O que ele me falou não é para vocês, meus caros jovens, por isso as deixamos.
O Bispo continuou ainda: – E diga às tais e tais pessoas, estas e estas outras coisas secretas!
(Também quanto a essas recomendações Bom Bosco calou. As primeiras como as segundas, parece que diziam respeito a admoestações e remédios a serem comunicados por causa de certas necessidades dessa Diocese).
– E nada mais? – continuei.
– Diga a seus jovens que sempre lhes quis muito bem; que enquanto estava com vida sempre rezei por eles; que também agora me recordo deles. Agora, que eles rezem por mim.
– Esteja certo que lhes direi. Começaremos já a fazer sufrágios pelo senhor.
E o senhor, assim que chegar ao Paraíso, lembre-se de nós.
No entanto, o Bispo estava tomado de um aspecto ainda mais sofredor. Vê-lo causava piedade. Padecia muito! Era uma das mais angustiantes agonias.
– Deixe-me, – disse-me ainda, – deixe-me para que eu vá aonde o Senhor me chama.
– Excelência… Excelência… – eu ia repetindo, apertado por indizível compaixão.
– Deixe-me!

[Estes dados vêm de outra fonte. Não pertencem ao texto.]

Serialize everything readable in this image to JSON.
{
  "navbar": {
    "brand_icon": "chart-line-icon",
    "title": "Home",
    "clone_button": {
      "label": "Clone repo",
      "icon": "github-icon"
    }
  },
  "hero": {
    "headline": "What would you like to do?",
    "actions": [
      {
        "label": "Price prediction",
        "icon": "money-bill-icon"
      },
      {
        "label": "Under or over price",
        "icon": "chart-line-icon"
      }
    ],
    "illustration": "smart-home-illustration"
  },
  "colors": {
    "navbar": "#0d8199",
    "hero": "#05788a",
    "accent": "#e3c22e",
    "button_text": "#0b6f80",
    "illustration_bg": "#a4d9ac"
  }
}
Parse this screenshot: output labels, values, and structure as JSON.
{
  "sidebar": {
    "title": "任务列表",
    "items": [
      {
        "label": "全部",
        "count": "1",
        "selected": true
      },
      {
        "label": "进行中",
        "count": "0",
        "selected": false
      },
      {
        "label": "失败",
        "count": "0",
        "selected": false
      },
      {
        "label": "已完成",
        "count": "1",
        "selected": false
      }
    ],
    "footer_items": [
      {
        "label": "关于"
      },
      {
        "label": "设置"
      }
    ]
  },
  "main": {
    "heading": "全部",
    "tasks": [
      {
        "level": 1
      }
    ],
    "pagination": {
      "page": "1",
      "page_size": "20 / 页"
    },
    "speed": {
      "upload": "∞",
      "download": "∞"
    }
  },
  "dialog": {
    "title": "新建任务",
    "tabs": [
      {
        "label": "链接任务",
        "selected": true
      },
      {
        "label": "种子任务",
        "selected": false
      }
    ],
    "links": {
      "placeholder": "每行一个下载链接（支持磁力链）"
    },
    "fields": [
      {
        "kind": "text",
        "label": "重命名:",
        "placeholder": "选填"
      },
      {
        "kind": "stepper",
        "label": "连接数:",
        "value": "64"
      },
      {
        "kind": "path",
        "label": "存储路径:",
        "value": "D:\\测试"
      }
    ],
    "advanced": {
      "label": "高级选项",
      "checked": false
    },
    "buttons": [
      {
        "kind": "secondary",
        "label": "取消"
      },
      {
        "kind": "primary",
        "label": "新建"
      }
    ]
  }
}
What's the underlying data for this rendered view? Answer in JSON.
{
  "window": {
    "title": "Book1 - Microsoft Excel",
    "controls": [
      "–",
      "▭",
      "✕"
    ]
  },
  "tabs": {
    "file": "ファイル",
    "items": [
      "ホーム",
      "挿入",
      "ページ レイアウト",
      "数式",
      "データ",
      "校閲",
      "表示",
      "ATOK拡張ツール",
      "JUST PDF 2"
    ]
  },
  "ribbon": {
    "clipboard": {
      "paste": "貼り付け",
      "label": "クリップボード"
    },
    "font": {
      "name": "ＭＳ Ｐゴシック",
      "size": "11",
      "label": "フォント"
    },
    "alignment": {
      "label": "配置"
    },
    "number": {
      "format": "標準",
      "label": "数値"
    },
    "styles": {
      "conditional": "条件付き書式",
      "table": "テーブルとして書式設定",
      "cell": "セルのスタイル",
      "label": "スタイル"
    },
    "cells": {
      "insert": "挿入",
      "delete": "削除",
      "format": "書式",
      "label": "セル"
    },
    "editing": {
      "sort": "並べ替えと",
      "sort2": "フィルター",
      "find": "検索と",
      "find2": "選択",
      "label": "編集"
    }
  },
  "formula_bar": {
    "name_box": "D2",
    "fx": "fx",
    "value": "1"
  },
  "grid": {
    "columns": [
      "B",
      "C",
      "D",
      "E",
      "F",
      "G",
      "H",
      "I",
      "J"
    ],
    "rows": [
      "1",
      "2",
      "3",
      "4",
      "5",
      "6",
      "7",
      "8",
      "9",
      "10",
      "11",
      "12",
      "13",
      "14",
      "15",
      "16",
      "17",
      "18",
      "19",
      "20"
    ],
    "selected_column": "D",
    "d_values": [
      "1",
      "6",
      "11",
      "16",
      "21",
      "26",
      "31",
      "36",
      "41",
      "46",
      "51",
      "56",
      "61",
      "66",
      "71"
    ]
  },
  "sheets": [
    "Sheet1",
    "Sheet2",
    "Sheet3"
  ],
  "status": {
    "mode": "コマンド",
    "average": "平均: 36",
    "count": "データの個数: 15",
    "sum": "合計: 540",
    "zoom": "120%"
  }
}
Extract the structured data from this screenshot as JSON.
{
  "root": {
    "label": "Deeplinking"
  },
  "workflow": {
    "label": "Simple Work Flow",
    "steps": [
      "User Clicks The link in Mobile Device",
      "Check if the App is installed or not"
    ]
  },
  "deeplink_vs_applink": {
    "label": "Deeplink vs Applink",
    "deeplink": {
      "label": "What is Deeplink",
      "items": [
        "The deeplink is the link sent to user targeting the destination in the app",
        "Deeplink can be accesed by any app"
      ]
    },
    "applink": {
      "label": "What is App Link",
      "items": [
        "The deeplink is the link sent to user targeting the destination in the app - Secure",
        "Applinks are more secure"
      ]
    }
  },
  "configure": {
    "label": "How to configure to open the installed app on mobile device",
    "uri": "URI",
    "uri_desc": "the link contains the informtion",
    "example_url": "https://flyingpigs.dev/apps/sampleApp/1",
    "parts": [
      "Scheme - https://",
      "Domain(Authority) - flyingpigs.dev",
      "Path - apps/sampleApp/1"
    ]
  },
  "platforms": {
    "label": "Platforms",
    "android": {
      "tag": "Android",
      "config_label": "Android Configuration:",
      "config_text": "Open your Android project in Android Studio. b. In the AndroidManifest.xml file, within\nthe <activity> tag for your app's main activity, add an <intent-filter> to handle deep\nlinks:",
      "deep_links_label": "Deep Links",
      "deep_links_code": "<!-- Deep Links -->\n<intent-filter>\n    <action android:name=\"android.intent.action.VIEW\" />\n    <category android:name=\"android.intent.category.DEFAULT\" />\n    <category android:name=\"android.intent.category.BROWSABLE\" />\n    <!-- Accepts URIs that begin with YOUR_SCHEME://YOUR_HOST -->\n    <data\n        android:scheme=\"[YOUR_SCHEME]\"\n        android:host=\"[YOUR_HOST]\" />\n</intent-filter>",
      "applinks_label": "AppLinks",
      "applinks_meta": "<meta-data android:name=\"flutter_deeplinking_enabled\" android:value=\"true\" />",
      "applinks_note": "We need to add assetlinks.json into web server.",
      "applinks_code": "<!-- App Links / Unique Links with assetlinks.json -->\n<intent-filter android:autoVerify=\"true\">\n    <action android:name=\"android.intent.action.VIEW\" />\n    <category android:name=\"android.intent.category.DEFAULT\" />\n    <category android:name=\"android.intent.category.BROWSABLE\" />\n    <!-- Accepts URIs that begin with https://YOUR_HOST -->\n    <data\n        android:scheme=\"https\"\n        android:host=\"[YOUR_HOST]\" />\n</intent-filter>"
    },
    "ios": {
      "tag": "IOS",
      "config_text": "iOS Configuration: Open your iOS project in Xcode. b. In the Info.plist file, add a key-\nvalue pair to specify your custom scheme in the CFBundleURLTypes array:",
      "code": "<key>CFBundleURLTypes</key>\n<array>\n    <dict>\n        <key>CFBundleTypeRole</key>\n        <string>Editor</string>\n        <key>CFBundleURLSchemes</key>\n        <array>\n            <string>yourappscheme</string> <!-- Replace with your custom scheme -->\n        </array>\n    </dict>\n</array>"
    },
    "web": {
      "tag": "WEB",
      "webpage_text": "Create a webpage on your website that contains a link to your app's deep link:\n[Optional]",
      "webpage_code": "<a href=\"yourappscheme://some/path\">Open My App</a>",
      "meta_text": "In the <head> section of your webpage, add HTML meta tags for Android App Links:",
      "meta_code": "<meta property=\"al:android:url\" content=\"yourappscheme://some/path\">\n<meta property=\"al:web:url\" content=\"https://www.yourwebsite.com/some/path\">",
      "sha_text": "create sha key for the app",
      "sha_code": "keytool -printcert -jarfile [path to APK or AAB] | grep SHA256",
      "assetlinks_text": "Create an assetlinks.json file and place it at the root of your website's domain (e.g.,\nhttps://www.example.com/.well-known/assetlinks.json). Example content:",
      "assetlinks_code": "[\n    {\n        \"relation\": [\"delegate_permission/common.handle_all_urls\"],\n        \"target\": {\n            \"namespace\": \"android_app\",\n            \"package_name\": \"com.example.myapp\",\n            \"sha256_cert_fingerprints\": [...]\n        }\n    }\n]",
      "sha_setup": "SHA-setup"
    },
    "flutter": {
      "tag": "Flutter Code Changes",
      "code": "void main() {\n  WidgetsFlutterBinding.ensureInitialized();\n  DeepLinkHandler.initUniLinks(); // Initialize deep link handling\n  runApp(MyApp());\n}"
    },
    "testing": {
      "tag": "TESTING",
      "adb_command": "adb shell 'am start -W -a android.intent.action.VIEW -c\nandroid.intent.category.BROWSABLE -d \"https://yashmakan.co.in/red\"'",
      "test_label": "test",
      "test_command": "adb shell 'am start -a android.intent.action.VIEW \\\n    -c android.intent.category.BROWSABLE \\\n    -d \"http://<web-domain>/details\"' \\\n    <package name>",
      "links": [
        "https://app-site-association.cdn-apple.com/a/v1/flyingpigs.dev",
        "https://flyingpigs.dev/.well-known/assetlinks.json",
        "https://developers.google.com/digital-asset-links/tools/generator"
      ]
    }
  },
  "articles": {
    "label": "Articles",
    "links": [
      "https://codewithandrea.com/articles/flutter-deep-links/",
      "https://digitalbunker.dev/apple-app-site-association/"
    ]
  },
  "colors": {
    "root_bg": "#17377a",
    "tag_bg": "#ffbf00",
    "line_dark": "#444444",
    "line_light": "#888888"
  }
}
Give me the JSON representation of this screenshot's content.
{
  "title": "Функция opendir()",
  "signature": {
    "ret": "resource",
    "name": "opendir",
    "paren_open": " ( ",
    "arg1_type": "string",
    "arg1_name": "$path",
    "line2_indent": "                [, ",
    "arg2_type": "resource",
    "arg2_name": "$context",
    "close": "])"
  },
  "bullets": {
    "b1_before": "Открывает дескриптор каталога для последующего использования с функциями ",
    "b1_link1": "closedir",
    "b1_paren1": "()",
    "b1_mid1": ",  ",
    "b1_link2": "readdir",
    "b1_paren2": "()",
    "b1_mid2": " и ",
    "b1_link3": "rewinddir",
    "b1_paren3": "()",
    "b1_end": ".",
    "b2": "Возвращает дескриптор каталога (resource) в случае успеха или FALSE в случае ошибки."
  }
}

Deixe-me! – Parecia que expirasse. Uma força invisível o levou para salas mais interiores, até que desapareceu.
Eu, com o muito sofrer, espantado e comovido, virei-me para retornar. Tendo batido com um joelho em algum objeto naquelas salas, acordei e encontrei-me no quarto e na cama.
Como vocês veem, caros jovens, este é um sonho como todos os outros. Naquilo que se refere a vocês necessita de explicações, para que seja entendido por todos.

Dom Bosco concluía a narração, dizendo:

Neste sonho aprendi muitas coisas a respeito da alma e do Purgatório, tantas que não tinha chegado a compreender. Eu as vi tão claras, que nunca mais vou esquecê-las.

Assim termina a narração das nossas Memórias.
Em dois quadros distintos, parece que o Venerável tenha desejado expor o estado de graça das almas padecentes e seus sofrimentos de expiação. Não comentou o estado desse bom Bispo. Além disso, por revelações digníssimas de fé e por testemunhos dos Santos Padres, sabe-se que personalidades de grande santidade, lírios de pureza virginal, carregados de merecimentos, fazedores de milagres, agora venerados nos altares, por causa de defeitos muito pequenos, precisaram ficar no Purgatório, até por longo tempo. A justiça divina quer que, antes de entrar no céu, cada um pague até o último centavo de suas dívidas.
Nós, que escrevemos, tempos depois perguntamos a Dom Bosco se tivesse comunicado os encargos recebidos desse Bispo, com a confiança com que nos honrava, o ouvimos responder:
– Sim, executei fielmente meu mandato.
Observaremos ainda que, quem transcreveu o sonho, omitiu uma circunstância que nós recordamos, talvez porque no momento ele não tivesse compreendido o sentido ou a importância. A certa altura, Dom Bosco perguntou quanto tempo tinha ainda para viver. O Bispo lhe apresentou um papel cheio de garranchos, entrelaçados: parecia com o número 8, mas não teve explicação do mistério… Quereria indicar 1888?